Selain itu, bomber di Mapolrestabes Medan juga diduga berkaitan dengan penangkapan besar terhadap jaringan JAD Sibolga pimpinan Abu Hamzah serta peristiwa penyerangan mantan Menko Polhukam Wiranto yang dilakukan Abu Rara.

"Kalau mau ditelusuri itu pasti ada kaitan dengan jaringan pelaku yang menusuk Pak Wiranto. Pasca itu kan 50-an orang teroris disisir, ditangkepin semua. Kalau ditanya orang per orang itu dia enggak bakal ngaku dia dari jaringan mana, tetapi dari track record mereka dari file-file mereka ya Densus itu sudah bisa (mengidentifikasi), ah ini JAD," kata Ansyaad.

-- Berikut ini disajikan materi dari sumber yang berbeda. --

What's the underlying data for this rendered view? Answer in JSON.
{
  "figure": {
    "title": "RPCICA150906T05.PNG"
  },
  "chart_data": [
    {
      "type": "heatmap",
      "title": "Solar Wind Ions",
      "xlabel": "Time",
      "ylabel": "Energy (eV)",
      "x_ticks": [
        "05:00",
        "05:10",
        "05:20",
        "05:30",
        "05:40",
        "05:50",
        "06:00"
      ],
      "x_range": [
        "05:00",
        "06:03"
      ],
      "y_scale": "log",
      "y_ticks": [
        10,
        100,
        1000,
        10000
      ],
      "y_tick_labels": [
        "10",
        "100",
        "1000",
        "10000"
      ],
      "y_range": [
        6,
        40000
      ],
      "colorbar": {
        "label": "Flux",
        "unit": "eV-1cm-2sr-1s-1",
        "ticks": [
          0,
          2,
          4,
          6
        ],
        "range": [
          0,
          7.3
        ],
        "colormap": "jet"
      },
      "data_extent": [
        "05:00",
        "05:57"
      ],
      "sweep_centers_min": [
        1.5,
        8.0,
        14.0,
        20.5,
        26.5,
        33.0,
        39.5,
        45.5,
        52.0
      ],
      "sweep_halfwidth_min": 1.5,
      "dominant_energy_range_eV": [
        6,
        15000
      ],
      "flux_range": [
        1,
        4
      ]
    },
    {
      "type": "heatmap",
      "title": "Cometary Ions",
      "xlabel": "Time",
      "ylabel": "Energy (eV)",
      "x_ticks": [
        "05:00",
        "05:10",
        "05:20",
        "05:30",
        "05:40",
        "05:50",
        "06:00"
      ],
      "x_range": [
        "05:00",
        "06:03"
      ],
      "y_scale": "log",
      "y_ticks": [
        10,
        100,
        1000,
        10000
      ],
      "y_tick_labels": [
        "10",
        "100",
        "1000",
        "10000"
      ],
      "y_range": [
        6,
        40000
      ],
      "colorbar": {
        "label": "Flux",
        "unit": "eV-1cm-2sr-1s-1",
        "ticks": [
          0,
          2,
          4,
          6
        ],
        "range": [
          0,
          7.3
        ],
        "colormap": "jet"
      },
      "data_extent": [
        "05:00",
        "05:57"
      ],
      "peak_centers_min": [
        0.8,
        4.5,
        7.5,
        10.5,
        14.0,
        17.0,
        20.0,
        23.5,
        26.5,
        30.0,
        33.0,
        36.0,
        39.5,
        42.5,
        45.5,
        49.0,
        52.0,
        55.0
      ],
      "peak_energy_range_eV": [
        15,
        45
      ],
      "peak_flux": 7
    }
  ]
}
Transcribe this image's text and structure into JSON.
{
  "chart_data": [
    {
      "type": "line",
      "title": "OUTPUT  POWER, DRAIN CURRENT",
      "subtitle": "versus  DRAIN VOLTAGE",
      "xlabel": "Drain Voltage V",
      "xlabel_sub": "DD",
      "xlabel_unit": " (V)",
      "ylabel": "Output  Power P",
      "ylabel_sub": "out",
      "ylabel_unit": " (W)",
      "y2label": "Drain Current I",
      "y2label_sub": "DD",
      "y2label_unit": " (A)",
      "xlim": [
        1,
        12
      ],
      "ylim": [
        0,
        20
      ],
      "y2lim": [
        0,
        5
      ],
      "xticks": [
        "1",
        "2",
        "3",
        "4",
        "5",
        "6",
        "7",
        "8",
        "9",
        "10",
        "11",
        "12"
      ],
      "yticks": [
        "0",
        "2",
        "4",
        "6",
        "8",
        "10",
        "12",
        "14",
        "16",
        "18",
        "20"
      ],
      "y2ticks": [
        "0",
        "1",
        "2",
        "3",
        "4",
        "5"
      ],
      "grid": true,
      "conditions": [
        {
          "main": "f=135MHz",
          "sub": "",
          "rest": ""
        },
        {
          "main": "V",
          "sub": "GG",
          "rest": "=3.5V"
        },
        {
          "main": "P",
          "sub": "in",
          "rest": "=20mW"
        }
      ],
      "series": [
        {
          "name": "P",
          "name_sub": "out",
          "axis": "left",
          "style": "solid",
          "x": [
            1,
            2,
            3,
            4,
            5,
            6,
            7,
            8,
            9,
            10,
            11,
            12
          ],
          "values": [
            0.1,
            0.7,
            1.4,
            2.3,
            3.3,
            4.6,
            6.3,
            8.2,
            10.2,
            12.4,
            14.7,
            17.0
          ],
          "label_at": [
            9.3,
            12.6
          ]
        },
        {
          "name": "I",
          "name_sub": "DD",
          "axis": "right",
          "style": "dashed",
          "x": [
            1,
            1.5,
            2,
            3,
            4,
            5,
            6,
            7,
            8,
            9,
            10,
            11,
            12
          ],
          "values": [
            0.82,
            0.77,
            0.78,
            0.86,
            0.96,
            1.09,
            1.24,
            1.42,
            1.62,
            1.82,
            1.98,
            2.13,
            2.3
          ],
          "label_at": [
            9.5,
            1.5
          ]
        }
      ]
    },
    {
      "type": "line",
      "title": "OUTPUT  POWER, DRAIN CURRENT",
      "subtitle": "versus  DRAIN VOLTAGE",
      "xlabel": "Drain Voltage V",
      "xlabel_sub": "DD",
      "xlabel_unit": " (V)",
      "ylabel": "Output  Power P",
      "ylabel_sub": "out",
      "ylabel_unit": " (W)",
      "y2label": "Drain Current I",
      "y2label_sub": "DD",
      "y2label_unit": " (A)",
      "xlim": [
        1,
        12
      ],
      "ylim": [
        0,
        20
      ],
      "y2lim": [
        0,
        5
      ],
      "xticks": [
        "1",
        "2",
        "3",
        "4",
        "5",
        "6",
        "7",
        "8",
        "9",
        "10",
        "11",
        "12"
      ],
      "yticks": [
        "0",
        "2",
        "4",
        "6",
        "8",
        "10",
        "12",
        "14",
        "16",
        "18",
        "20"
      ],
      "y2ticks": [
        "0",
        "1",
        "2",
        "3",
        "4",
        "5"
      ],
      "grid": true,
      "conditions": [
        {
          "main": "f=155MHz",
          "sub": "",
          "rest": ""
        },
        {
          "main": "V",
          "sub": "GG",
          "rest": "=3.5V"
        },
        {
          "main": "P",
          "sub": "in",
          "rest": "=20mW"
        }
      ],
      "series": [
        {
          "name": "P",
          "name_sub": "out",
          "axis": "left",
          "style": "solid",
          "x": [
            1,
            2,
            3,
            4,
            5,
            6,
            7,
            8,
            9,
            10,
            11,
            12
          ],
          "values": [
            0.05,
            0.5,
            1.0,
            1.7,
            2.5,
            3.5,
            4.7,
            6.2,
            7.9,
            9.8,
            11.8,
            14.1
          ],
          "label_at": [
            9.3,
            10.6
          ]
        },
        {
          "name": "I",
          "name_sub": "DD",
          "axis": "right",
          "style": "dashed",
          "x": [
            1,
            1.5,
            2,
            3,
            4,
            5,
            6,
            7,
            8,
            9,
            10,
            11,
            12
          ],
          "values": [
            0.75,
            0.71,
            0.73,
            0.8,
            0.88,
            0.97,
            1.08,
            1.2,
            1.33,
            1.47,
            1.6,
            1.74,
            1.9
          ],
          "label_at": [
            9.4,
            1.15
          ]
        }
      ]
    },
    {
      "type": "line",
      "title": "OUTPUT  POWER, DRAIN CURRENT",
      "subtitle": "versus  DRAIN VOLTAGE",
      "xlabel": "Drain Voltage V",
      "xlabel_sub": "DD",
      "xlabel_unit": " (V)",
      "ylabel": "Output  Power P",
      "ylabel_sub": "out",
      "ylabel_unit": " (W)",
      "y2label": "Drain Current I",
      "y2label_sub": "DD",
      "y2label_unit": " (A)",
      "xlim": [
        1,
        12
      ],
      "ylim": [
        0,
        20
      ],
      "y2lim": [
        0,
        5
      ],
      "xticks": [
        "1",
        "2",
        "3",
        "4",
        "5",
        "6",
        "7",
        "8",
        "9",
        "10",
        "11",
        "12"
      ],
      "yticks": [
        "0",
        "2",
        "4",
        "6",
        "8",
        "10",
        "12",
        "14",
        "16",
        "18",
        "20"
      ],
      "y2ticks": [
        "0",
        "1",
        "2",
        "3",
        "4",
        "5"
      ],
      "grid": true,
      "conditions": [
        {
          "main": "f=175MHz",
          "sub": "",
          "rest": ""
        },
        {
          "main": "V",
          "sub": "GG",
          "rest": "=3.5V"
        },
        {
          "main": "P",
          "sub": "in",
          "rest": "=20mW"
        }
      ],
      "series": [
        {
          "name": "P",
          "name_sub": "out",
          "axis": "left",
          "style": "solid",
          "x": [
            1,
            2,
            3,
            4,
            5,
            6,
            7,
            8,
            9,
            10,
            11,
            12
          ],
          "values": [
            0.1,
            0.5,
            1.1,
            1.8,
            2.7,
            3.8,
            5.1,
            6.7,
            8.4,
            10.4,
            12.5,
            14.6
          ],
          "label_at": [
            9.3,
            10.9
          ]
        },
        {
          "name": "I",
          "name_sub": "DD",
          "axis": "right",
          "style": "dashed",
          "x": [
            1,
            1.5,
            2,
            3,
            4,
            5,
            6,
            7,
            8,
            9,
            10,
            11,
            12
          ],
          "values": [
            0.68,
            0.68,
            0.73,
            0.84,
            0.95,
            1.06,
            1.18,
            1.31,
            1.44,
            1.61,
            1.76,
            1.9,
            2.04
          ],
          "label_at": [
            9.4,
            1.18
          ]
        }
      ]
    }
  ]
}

Ansyaad menyebut, Medan tidak spesifik dipilih sebagai target serangan teror. Menurut dia, teroris bisa menyasar siapa saja dan di mana saja tergantung kesempatan yang dimiliki. Kendati, dia mengingatkan bahwa Medan menjadi salah satu daerah rawan terorisme.

Sama seperti aksi teror pada umumnya, bom bunuh diri di Mapolrestabes Medan juga diyakini bermotif jihad menurut pemahaman mereka. Para teroris menganggap pemerintah Indonesia sebagai musuh mereka.

"Sebetulnya target itu ya pemerintah dan pihak-pihak yang mendukung pemerintah yang menentang tujuan mereka. Dan pihak pemerintah yang paling gampang ditemukan di lapangan ya polisi," kata Ansyaad.

Lebih lanjut, Ansyaad menyatakan, terorisme di Indonesia sulit dihilangkan selama benih-benih radikalisme tetap tumbuh subur.

"Selama radikalisme marak dan kita belum berhasil membendung narasi-narasi radikalisme, selama itu akan terus, karena terorisme itu kan anak kandung dari radikalisme atau buah dari radikalisme ini," katanya memungkasi.